The poodle-mix looked even tinier than the ten-pound dog she is against the glacial background. Slowed by the soft, wet snow, she struggled like Dickens’ Tiny Tim. We still had two miles of snow to cross before returning to the car. She should have slow down to save her strength. But the growing gap between her other human and I spurred her herding instinct.
I tried to pick up my pace but was slowed by the softening snow. Ahead, Aki snaked back and forth across the trail, trying to find the firmest footing. Water began filling her paw prints almost as soon as she made them. She wasn’t winded when we finally caught up with her skate-skiing human. Not bad for a 12 and a half year old dog.
This morning a frustrated Aki barked through the window at a thieving raven. It didn’t stop the bird from tearing strips from a bundle of floating row cover. The poodle-mix barked even more when the raven flew toward its nest site with a beak full of lining material. The raven, a pirate by nature, would probably blame me for leaving the cloth just laying around. It might even find fault with Aki for not figuring out how to escape from the house.
A few ravens flew over Aki as we slipped onto Mendenhall Lake to do a circuit around the cross-country ski course. Aki ignored them. There were just too many smells for her to catalogue. I listened to the hair-blown-through-comb sound of the passing corvid and started skiing toward the glacier. Aki dashed ahead until she was a tiny dot of color in a world of white—a small dog charging toward a river of ice.

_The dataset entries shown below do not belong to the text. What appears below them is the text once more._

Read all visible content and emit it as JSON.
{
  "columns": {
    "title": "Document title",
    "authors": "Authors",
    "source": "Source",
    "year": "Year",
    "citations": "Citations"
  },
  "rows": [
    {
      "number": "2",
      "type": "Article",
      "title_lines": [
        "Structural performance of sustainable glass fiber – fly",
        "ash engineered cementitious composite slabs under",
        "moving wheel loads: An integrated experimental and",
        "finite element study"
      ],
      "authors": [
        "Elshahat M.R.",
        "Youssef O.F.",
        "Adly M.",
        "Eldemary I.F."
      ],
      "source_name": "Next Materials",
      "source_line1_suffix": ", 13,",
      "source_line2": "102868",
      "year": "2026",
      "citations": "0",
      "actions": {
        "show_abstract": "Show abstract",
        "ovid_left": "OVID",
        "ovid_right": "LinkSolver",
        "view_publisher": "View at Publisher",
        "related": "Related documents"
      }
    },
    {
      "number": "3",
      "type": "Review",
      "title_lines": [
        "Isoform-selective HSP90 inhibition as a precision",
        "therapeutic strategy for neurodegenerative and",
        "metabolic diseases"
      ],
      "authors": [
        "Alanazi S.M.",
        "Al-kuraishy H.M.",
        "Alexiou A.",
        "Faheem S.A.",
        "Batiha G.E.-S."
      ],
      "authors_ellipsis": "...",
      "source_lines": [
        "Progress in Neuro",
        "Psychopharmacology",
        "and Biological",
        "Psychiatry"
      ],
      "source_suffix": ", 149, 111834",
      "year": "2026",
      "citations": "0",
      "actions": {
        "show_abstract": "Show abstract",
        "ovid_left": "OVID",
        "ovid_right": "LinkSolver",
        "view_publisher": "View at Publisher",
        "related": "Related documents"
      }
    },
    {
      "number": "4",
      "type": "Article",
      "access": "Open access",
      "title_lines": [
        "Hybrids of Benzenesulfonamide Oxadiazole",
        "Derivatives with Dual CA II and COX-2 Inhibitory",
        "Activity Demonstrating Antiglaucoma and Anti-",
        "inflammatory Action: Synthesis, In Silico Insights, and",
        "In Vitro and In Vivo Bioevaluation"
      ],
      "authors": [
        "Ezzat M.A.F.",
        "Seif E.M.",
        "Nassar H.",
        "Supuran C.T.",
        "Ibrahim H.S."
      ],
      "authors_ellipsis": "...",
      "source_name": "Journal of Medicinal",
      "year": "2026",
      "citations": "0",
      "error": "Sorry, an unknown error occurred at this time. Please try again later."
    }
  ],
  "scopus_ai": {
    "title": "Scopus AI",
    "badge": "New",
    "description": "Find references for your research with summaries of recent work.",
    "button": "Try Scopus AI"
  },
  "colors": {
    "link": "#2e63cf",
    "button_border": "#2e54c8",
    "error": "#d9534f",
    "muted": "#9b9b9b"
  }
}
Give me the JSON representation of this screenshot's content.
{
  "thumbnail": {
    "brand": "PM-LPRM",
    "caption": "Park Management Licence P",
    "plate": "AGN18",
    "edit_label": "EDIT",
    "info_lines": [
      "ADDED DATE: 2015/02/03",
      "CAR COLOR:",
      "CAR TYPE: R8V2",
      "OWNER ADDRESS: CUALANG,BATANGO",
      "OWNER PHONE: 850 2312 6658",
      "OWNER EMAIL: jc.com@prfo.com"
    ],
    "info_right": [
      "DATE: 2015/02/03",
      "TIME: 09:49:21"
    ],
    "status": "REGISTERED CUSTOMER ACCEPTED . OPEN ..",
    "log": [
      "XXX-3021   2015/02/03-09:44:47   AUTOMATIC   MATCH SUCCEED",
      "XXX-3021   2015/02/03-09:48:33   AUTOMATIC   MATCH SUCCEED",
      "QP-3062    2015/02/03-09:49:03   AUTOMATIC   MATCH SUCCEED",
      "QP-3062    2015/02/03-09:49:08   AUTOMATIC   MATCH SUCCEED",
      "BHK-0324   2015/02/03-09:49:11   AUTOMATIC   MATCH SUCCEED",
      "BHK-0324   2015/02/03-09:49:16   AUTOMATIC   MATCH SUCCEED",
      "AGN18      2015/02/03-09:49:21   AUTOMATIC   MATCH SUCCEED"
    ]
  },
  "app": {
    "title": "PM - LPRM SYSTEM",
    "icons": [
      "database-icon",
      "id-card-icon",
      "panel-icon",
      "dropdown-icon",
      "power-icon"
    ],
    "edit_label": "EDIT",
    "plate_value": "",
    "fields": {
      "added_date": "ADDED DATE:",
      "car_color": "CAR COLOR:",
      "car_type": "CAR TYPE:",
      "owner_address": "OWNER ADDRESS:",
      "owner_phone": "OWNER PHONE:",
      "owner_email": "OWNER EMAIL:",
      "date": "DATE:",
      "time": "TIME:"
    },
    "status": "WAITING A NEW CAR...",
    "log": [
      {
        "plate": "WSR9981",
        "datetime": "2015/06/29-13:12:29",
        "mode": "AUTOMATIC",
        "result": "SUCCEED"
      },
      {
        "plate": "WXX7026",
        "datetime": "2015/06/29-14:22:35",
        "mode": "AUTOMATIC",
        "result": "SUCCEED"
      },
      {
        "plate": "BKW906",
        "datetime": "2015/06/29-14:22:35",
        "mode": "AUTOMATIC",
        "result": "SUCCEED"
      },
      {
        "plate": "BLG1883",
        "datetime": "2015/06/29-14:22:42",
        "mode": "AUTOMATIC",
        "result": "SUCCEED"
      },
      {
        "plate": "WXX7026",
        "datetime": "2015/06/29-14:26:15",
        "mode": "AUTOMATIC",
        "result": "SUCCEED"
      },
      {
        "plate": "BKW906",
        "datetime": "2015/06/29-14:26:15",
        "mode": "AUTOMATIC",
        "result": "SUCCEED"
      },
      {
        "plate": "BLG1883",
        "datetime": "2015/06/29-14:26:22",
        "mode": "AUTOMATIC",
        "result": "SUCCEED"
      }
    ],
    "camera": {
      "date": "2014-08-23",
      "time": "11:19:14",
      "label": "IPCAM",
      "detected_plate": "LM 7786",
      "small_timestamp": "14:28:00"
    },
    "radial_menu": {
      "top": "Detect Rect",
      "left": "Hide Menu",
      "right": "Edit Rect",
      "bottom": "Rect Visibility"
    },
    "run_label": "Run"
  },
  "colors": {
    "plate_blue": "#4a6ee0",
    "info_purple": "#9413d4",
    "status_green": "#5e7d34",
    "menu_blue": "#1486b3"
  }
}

We wouldn’t be skiing on this meadow if not for the sun. It makes the little dog squint but she doesn’t turn her face away. I don’t either. The trail doesn’t go anywhere, just wanders among spare spruce trees and up and down the banks of a little slough. We don’t mind because there is good snow and sun.
Because the skiing is still good here, the little dog and I have returned to Mendenhall Lake. Last night a half-a-foot of snow fell. But thanks to the ski club groomers, we have a well-packed trail. Otherwise Aki’d be wallowing in soft snow.
A flat light dominates the lake and the mountains that surround it. I miss the sunshine and blue skies that we enjoyed during our last visit. But the new snow that clings to spruce trees and bare-branched alders provides its own bright beauty.
The rain forest sees more cloudy days than sunny ones. When a day breaks clear after a storm, the scenes enjoyed during the sunny hours that follow can seem as rich as a North Douglas Chocolate Cake. We ignore the shapes and sights that moved us on soft, gray days. This afternoon, I’m relieved that the recently sunny spell didn’t rob me of the rain forest knack of recognizing beauty in the simplest things.
Lured by promises of a new ice cave, Aki and her humans headed out to the toe of Mendenhall Glacier. It’s been snowing all day, making it easier to ski the 1.2 miles across Mendenhall Lake to the glacier. Those of us on skis used a soft track set by previous skiers. The little dog found a superhighway pounded flat by walking pilgrims.
One man stared up at the face of the glacier when we arrived. When he left we had the place to ourselves. Before seeking entrance to the cave, we enjoyed the abstract forms created by an assemblage of icebergs. Between two geometric blacks stood a slice of ice in form of penitent monk. He bowed in the direction of the cave.
Accepting the monk’s guidance, we skied to up to the glacier and found a thin opening to the ice cave. I had to drop onto to my knees to see under a very low ceiling. By crawling on my stomach, I could have accessed the cave’s interior. Since I didn’t bring rain gear, I had to settle for a filtered view.